Broken Knight (All Saints High 2) - Page 66

Siblings, my ass. I needed to see Luna. Now.

Hold on a second—did I? Because last time we hung out, she’d yelled at my ass.

Yeah.

No.

I needed to.

Crisis trumped anything else. Even my mansion-sized ego.

Fuuuck.

She quickly amended. “Soulmates.”

“Thanks for making it creepy.”

“She needs you.”

“Tough luck.”

I could be a stubborn motherfucker. So no then? Not going to Luna?

Shit. I needed a fortune cookie to make the decision for me, or something.

“This can’t be about a little college fling. What really happened, Knight?”

Everything. Everything happened.

Luna had moved on. I’d stayed behind. Mom got sicker. Dixie was healthy and pushy and depressingly alive. Apparently, God had a twisted sense of humor, and the joke was on me.

Emilia cupped my cheeks, pulling me closer. I was over a head and a half taller, but she still looked every inch the person in charge between us. It was in her eyes. They were like the ocean on a perfect summer day. Flat and blue and calmer than anything life could throw at them.

“You’re so stubborn. So…tunnel-visioned. You’re such a…”

“Cunt?” I offered indifferently.

“A guy.” She bit her barely contained smile. “We always thought we were going to have girls, Rosie and me.”

I couldn’t help but smirk, mainly because all they had were boys. And we were about the most testosterone-filled creatures in the history of mankind. Sometimes I wondered if I had blood or jizz in my veins.

“Sorry to disappoint. Then again, I was adopted. Mom, at least, had a choice.”

“There was never any doubt you were a Cole, Knight. You weren’t a choice; you were destiny.”

I waved her off. Mom and Emilia had the tendency to go full-blown This is Us on my ass when I brought up the A-word (adoption). I never understood why they were so butthurt about it. It wasn’t like they’d fucked some random and given me away.

“Speaking of adoption, are you sure your son is yours? Because you’re like oil and water.” I tried to disconnect from her embrace, but the Leblanc sisters, for all their tininess, cuddled like Olympic wrestlers.

“Yup. I have four stretch marks to prove it.”

“I bet he carved his name on the walls of your uterus, too, warning off any potential future siblings. The bastard.”

Aunt Em laughed, her bright blue eyes shimmering with joy. She had Mom’s laugh, and I could already see myself making her laugh when Mom wasn’t around anymore, just to get a taste.

“What’s so funny?” I frowned, finally managing to pull back.

“I bet you didn’t mean to say the uterus thing out loud.”

Shit. “Sorry. My filters are broken.”

“Your manners, too. You know I love you like a son, but you need to get your butt out of here.” She smacked said butt lightly.

I did. I knew that. But I was feeling particularly loyal to Mom, and particularly vindictive about the rest of the world.

“I only have one mother.”

Burning.

I was burning.

Like a nice, hot vacation in hell.

I woke up with my blanket sticking to my body, glued by cold sweat. Everything was so wet, for a second I thought I’d pissed the bed. I ran a hand over my head and found my hair soaking, like I’d just gotten out of the shower.

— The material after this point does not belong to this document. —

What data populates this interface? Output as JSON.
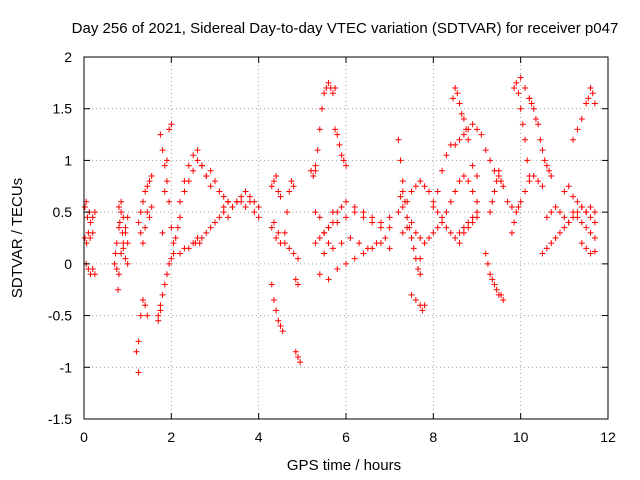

I slid out of the bed in the Spencers’ guestroom, still clad in my black Tom Ford sweatpants, and grabbed my joint and a lighter from the nightstand. I slipped my socked feet into a pair of slide sandals. I didn’t bother putting on a shirt. I headed to the kitchen for a glass of water before going on the porch for a smoke, but once I was out of bed, I continued past the kitchen to the front door, tossing it open like a moonstruck monster.

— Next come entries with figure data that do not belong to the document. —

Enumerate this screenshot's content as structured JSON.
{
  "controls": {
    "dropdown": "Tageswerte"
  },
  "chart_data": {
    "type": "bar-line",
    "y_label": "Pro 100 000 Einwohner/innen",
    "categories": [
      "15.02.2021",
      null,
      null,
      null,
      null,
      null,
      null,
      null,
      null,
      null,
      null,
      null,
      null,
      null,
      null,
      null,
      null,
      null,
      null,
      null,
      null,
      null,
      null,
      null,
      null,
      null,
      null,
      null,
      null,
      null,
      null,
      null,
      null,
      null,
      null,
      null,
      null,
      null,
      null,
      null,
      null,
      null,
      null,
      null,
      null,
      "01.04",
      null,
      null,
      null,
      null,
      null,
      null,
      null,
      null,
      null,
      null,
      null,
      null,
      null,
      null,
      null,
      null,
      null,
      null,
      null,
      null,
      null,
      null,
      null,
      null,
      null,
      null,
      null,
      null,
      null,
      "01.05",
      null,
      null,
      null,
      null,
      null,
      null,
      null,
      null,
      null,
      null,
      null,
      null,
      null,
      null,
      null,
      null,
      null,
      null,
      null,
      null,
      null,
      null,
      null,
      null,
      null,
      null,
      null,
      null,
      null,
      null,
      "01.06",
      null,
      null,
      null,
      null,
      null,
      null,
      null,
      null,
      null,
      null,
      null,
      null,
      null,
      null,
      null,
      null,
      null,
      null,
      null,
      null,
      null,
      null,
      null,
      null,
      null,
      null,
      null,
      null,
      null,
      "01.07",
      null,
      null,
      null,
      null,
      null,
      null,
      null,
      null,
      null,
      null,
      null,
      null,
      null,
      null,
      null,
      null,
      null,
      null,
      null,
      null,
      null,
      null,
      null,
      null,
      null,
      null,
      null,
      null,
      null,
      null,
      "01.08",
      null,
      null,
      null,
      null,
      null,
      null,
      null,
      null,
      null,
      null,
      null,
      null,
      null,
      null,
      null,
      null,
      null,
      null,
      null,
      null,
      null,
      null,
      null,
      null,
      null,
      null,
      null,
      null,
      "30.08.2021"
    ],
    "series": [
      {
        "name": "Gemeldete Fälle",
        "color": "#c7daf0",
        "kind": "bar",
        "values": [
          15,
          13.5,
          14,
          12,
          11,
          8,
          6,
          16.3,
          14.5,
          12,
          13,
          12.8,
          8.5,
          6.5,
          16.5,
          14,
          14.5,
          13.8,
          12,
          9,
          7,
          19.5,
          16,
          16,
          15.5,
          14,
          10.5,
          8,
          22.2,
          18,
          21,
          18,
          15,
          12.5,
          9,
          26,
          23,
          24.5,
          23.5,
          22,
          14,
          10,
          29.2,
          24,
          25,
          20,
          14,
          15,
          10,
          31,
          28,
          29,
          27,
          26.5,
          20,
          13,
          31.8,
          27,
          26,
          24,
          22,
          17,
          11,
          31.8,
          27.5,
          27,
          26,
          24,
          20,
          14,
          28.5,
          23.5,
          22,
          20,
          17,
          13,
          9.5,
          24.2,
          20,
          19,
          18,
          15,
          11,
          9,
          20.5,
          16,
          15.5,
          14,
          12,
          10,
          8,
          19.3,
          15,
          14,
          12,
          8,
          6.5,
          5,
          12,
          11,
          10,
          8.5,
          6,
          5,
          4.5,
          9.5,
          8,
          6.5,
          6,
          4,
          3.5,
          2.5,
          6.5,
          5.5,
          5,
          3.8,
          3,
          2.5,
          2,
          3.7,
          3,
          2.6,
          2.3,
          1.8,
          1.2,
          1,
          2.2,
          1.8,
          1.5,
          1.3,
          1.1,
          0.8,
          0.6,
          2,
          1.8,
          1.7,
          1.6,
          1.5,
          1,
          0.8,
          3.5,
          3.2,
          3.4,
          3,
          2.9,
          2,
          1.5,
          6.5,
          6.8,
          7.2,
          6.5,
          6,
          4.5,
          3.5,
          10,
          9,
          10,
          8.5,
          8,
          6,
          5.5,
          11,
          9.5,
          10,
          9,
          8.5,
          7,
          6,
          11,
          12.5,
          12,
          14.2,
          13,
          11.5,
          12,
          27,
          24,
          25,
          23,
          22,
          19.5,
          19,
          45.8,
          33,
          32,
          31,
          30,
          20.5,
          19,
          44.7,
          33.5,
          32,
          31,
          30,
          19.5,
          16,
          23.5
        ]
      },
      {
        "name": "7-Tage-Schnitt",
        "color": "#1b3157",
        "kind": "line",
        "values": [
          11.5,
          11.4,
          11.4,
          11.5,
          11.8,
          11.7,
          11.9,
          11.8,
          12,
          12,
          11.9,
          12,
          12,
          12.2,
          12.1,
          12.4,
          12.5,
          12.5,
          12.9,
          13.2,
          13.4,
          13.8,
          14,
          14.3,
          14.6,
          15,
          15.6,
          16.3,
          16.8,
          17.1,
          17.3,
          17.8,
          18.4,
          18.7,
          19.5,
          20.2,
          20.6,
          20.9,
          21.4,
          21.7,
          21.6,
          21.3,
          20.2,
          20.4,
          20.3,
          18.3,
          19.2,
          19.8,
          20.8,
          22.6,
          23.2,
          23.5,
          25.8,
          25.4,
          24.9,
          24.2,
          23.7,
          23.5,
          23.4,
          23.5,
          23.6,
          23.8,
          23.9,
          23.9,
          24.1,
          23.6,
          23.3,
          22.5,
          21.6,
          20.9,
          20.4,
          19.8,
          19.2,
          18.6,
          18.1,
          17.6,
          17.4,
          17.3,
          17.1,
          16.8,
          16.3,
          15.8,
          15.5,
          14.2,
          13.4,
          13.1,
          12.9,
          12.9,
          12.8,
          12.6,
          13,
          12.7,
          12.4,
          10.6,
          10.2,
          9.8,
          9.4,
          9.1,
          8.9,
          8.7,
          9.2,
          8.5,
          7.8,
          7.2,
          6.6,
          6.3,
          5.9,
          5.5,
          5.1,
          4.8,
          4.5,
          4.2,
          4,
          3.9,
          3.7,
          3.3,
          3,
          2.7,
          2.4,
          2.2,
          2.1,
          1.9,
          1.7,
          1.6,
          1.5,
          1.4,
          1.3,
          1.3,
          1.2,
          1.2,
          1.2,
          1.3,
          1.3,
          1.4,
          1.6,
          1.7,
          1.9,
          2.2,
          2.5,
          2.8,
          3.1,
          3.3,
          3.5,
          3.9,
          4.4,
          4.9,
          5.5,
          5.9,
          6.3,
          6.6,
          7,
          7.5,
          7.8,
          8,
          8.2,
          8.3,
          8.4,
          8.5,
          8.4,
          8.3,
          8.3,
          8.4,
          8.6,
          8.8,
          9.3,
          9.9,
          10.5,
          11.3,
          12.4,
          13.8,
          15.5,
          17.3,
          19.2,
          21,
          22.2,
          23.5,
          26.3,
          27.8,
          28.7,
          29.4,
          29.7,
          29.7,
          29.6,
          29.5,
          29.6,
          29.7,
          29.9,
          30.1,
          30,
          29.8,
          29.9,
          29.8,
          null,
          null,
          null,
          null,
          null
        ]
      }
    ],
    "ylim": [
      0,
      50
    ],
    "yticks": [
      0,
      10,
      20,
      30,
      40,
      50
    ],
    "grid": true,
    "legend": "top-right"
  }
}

Any more bad ideas, assface?

Fresh blood pumped in my veins as I climbed up to Luna’s window for the first time in months, a fucked-up Romeo in a story that was definitely a comedic tragedy. She’d made it clear she wanted nothing to do with me. And I’d made it clear I didn’t care.

I wasn’t done throwing Poppy in her face every chance I got. But it didn’t matter. Emilia was right. Luna needed me. I refused to believe we were two strangers with a past, that our mile-long memories were nothing, that our first kisses were nothing, that the way we molded around each other was nothing, that our blood oath wasn’t worth shit.

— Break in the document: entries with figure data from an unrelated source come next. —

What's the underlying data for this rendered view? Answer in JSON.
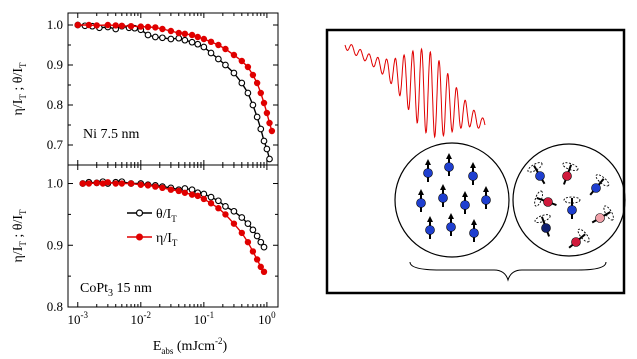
{
  "chart_data": [
    {
      "type": "scatter",
      "panel": "top",
      "annotation": "Ni 7.5 nm",
      "xscale": "log",
      "xlim": [
        0.0007,
        1.5
      ],
      "ylim": [
        0.65,
        1.03
      ],
      "yticks": [
        "1.0",
        "0.9",
        "0.8",
        "0.7"
      ],
      "ytick_values": [
        1.0,
        0.9,
        0.8,
        0.7
      ],
      "ylabel": "η/I_T ; θ/I_T",
      "series": [
        {
          "name": "θ/I_T",
          "marker": "open-circle",
          "color": "#000000",
          "x": [
            0.001,
            0.0013,
            0.0017,
            0.0022,
            0.003,
            0.004,
            0.005,
            0.0065,
            0.008,
            0.01,
            0.013,
            0.017,
            0.022,
            0.03,
            0.04,
            0.05,
            0.065,
            0.08,
            0.1,
            0.13,
            0.17,
            0.22,
            0.3,
            0.4,
            0.5,
            0.6,
            0.7,
            0.8,
            0.9,
            1.0,
            1.1
          ],
          "y": [
            1.0,
            0.998,
            0.997,
            0.993,
            0.995,
            0.99,
            0.997,
            0.993,
            0.992,
            0.988,
            0.975,
            0.97,
            0.968,
            0.965,
            0.967,
            0.962,
            0.957,
            0.952,
            0.945,
            0.93,
            0.915,
            0.9,
            0.88,
            0.855,
            0.83,
            0.8,
            0.77,
            0.74,
            0.71,
            0.69,
            0.665
          ]
        },
        {
          "name": "η/I_T",
          "marker": "filled-circle",
          "color": "#e00000",
          "x": [
            0.001,
            0.0015,
            0.002,
            0.003,
            0.004,
            0.005,
            0.007,
            0.01,
            0.013,
            0.017,
            0.022,
            0.03,
            0.04,
            0.05,
            0.065,
            0.08,
            0.1,
            0.13,
            0.17,
            0.22,
            0.3,
            0.4,
            0.5,
            0.6,
            0.7,
            0.8,
            0.9,
            1.0,
            1.1,
            1.2
          ],
          "y": [
            1.0,
            1.0,
            0.999,
            1.0,
            0.999,
            0.998,
            0.997,
            0.996,
            0.995,
            0.994,
            0.99,
            0.985,
            0.98,
            0.978,
            0.975,
            0.97,
            0.965,
            0.958,
            0.95,
            0.94,
            0.925,
            0.91,
            0.895,
            0.875,
            0.855,
            0.83,
            0.805,
            0.78,
            0.755,
            0.735
          ]
        }
      ]
    },
    {
      "type": "scatter",
      "panel": "bottom",
      "annotation": "CoPt",
      "annotation_sub": "3",
      "annotation_tail": " 15 nm",
      "xscale": "log",
      "xlim": [
        0.0007,
        1.5
      ],
      "xticks": [
        0.001,
        0.01,
        0.1,
        1
      ],
      "xtick_base": "10",
      "xtick_exps": [
        "-3",
        "-2",
        "-1",
        "0"
      ],
      "xlabel": "E",
      "xlabel_sub": "abs",
      "xlabel_tail": " (mJcm",
      "xlabel_sup": "-2",
      "xlabel_end": ")",
      "ylim": [
        0.8,
        1.03
      ],
      "yticks": [
        "1.0",
        "0.9",
        "0.8"
      ],
      "ytick_values": [
        1.0,
        0.9,
        0.8
      ],
      "ylabel": "η/I_T ; θ/I_T",
      "legend_position": "center-left",
      "series": [
        {
          "name": "θ/I_T",
          "marker": "open-circle",
          "color": "#000000",
          "x": [
            0.0012,
            0.0015,
            0.002,
            0.0025,
            0.003,
            0.004,
            0.005,
            0.007,
            0.01,
            0.013,
            0.017,
            0.022,
            0.03,
            0.04,
            0.05,
            0.065,
            0.08,
            0.1,
            0.13,
            0.17,
            0.22,
            0.3,
            0.4,
            0.5,
            0.6,
            0.7,
            0.8,
            0.9
          ],
          "y": [
            1.0,
            1.002,
            1.001,
            1.003,
            1.0,
            1.002,
            1.003,
            1.0,
            1.0,
            0.998,
            0.997,
            0.995,
            0.993,
            0.99,
            0.992,
            0.99,
            0.985,
            0.983,
            0.978,
            0.972,
            0.963,
            0.955,
            0.945,
            0.935,
            0.925,
            0.915,
            0.905,
            0.897
          ]
        },
        {
          "name": "η/I_T",
          "marker": "filled-circle",
          "color": "#e00000",
          "x": [
            0.0012,
            0.0015,
            0.002,
            0.0025,
            0.003,
            0.004,
            0.005,
            0.007,
            0.01,
            0.013,
            0.017,
            0.022,
            0.03,
            0.04,
            0.05,
            0.065,
            0.08,
            0.1,
            0.13,
            0.17,
            0.22,
            0.3,
            0.4,
            0.5,
            0.6,
            0.7,
            0.8,
            0.9
          ],
          "y": [
            1.0,
            1.0,
            1.001,
            1.0,
            1.002,
            1.0,
            1.0,
            1.0,
            0.998,
            0.997,
            0.995,
            0.993,
            0.99,
            0.988,
            0.985,
            0.982,
            0.98,
            0.975,
            0.968,
            0.96,
            0.95,
            0.935,
            0.92,
            0.905,
            0.89,
            0.877,
            0.865,
            0.857
          ]
        }
      ]
    }
  ],
  "legend": [
    {
      "label": "θ/I",
      "sub": "T",
      "color": "#000000",
      "marker": "open-circle"
    },
    {
      "label": "η/I",
      "sub": "T",
      "color": "#e00000",
      "marker": "filled-circle"
    }
  ],
  "ylabel_parts": {
    "a": "η/I",
    "b": "T",
    "c": " ; θ/I",
    "d": "T"
  },
  "schematic": {
    "pulse_color": "#e00000",
    "spin_arrow_color": "#000000",
    "atom_colors": [
      "#1f3fcf",
      "#d01a3c",
      "#f0a0a8",
      "#102070"
    ]
  }
}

Her window was locked, as I expected it to be after everything that had gone down between us, and the curtains drawn together. I knocked once. Twice. When she didn’t answer, I took a deep breath, looked away, and drove my fist into it. I knew the window was double glazed and I’d need more than a punch to break it, but the loud thud was enough to let her know I wasn’t playing.